Resolving a few thousand records is a spreadsheet task. Resolving hundreds of millions is a different problem, because the number of possible pairs grows with the square of the number of records. A 10× bigger dataset is a 100× bigger comparison problem.
What changes at scale
Two things stop working:
- Comparing all pairs becomes impossible, so aggressive, high-recall blocking is no longer optional. It’s the only way the job exists.
- The candidate set and feature vectors outgrow one machine’s memory, so the work has to be split across many.
Where Spark fits
Sparkly does blocking on Spark: it builds a Lucene index over one table and runs top-k search distributed across a cluster, scaling to hundreds of millions of tuples per table. MatchFlow handles the matching side, including the fact that featurizing and labeling hundreds of millions of pairs isn’t trivially parallel. For example, active learning runs on a constructed sample of the candidate set rather than the whole thing.

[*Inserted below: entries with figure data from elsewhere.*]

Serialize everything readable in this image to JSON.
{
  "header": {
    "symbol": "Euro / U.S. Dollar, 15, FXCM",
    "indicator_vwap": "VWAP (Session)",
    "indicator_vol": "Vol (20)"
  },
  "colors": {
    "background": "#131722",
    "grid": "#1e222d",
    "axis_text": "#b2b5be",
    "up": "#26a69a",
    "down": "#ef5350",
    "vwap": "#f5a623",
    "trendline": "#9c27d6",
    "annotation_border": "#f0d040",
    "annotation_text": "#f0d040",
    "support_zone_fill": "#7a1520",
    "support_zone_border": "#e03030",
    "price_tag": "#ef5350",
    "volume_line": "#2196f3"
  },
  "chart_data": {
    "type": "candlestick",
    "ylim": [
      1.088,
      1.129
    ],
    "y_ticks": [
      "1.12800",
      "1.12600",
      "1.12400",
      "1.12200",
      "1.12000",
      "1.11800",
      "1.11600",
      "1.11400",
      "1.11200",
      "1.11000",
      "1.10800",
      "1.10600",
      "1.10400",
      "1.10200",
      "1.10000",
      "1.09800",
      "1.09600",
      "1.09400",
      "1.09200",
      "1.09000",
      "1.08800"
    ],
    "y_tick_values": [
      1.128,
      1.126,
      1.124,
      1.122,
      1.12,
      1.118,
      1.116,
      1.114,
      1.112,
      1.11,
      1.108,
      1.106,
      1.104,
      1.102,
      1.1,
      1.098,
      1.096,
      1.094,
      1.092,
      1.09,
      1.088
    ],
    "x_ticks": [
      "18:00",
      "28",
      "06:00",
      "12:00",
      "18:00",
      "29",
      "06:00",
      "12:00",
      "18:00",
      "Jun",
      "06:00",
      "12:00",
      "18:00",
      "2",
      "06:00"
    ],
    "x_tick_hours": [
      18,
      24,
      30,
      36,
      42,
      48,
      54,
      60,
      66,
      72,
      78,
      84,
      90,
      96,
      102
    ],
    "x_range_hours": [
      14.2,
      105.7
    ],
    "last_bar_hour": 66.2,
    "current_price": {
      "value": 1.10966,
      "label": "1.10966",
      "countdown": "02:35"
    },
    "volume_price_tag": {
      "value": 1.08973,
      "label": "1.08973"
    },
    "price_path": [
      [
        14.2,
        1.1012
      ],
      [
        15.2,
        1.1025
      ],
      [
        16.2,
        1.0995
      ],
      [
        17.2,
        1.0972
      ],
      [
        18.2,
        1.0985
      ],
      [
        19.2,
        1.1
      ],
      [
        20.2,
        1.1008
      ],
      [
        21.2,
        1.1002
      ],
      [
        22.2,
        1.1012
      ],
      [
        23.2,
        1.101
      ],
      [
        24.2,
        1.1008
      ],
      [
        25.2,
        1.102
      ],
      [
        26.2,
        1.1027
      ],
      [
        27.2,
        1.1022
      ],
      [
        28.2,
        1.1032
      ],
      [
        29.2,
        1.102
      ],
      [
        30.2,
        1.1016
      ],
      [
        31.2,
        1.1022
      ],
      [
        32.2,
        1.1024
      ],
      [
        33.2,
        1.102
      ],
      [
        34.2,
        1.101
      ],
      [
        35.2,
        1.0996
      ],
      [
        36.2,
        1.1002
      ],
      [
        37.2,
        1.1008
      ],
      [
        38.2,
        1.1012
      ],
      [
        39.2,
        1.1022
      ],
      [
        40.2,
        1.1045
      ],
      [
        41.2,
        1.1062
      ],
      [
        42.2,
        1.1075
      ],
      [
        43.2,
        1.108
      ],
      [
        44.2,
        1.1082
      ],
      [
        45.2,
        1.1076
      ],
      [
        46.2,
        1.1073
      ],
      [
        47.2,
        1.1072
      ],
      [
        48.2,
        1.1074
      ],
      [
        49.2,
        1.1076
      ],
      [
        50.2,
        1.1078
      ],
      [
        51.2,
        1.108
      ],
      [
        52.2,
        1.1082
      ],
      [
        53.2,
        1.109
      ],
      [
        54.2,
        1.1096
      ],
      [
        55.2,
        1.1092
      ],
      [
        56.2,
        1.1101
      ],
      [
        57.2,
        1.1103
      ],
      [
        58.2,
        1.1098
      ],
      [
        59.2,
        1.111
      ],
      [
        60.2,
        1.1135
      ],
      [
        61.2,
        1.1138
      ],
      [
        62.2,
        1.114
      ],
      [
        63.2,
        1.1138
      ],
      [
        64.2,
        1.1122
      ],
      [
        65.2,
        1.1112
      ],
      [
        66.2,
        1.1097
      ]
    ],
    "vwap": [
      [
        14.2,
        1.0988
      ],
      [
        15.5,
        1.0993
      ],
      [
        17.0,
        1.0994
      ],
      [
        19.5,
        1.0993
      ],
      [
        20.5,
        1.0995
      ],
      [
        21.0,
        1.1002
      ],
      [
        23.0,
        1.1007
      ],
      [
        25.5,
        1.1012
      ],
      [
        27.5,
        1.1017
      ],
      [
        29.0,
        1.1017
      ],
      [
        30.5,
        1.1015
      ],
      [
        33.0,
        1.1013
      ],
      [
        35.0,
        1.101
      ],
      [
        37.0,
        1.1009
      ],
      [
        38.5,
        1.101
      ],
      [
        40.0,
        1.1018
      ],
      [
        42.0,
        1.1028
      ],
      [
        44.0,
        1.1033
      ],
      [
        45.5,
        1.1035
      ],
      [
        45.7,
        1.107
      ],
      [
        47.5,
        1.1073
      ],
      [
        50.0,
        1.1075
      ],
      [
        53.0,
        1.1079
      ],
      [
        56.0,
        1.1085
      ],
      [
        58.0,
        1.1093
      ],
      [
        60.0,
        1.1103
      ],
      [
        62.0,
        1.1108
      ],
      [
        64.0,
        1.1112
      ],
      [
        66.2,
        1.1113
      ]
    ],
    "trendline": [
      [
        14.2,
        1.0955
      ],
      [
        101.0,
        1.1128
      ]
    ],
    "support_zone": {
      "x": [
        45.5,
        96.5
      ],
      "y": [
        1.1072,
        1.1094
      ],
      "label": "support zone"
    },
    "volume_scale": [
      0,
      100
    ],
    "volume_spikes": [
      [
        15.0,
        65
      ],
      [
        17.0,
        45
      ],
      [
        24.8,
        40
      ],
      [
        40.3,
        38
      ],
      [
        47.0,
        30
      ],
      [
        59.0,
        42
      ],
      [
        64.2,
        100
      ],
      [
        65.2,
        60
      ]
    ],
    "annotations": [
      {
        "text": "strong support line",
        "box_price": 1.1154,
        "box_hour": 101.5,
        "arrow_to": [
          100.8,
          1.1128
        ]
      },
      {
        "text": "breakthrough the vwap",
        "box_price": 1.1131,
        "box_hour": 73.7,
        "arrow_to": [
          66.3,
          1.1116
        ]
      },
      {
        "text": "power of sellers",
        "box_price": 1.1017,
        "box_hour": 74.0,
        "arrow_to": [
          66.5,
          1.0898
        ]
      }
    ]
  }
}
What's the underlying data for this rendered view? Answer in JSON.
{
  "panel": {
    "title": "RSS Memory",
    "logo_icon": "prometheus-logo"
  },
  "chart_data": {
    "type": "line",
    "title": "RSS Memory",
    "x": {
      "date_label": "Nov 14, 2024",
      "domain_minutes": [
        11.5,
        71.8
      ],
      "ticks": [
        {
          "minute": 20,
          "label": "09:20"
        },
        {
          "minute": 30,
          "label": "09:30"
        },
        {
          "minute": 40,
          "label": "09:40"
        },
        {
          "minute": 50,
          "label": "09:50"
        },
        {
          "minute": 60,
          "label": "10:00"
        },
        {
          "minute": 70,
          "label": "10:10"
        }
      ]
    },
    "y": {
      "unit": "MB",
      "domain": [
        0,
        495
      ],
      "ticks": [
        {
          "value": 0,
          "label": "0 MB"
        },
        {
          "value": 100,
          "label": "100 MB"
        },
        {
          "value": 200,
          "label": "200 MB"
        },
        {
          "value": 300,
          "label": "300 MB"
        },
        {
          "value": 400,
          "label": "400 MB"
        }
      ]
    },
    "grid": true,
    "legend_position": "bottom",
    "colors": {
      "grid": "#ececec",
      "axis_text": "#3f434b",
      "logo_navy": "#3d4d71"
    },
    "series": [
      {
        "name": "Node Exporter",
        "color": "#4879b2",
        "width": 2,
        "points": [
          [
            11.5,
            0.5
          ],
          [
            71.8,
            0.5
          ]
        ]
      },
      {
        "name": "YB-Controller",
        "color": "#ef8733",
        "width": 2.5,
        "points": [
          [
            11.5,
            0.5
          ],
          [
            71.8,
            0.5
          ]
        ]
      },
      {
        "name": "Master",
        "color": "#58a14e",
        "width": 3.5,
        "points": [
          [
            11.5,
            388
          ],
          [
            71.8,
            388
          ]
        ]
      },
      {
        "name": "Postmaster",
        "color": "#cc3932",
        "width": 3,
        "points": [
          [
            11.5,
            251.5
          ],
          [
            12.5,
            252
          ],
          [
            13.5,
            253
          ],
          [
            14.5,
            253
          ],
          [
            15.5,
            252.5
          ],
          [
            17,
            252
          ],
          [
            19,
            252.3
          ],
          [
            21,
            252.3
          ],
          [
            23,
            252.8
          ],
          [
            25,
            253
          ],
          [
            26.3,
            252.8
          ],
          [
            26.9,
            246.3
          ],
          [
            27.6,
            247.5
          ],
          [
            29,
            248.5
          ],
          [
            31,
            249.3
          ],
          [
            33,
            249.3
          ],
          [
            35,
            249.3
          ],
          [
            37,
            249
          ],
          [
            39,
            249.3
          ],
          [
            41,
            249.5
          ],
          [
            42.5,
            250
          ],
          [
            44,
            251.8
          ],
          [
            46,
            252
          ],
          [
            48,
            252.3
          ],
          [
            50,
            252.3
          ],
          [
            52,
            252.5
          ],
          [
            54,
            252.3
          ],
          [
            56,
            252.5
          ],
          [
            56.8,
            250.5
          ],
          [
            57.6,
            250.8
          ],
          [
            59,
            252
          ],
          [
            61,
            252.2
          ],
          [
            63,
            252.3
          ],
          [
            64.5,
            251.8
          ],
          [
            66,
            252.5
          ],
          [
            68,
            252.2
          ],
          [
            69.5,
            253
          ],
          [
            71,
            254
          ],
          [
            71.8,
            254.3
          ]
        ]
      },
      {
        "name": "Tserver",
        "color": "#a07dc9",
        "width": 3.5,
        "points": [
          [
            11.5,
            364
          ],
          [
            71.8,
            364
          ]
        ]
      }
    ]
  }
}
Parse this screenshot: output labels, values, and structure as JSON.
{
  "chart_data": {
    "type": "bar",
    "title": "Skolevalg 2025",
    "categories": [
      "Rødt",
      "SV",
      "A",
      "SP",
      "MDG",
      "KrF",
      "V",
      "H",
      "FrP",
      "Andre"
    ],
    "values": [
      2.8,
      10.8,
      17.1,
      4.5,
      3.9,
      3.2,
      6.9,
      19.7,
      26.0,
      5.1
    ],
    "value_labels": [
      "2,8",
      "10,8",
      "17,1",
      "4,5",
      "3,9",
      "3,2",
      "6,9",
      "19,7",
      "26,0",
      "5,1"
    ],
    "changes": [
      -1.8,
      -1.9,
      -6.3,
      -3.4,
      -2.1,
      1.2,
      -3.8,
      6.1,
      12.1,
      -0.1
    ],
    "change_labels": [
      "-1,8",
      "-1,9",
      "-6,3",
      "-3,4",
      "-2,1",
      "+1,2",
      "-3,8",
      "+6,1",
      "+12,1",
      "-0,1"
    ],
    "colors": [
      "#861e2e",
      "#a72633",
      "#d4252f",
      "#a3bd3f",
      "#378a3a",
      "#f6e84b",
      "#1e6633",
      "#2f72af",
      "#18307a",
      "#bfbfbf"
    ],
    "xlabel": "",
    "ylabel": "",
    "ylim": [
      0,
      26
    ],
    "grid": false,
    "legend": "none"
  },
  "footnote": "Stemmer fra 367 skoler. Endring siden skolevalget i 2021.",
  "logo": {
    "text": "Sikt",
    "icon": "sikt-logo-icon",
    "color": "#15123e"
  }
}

MatchFlow runs three ways: pandas on a single machine for small data, Spark on a single machine for testing, and Spark on a cluster for large data (roughly 5M+ tuples per table). You start small and move to a cluster when the data demands it.
Batch, not real-time
This is batch matching: you resolve a table, or an incremental slice, as a job. For most data-integration and deduplication work that’s the right shape. If you need sub-second matching per request, that’s a different system.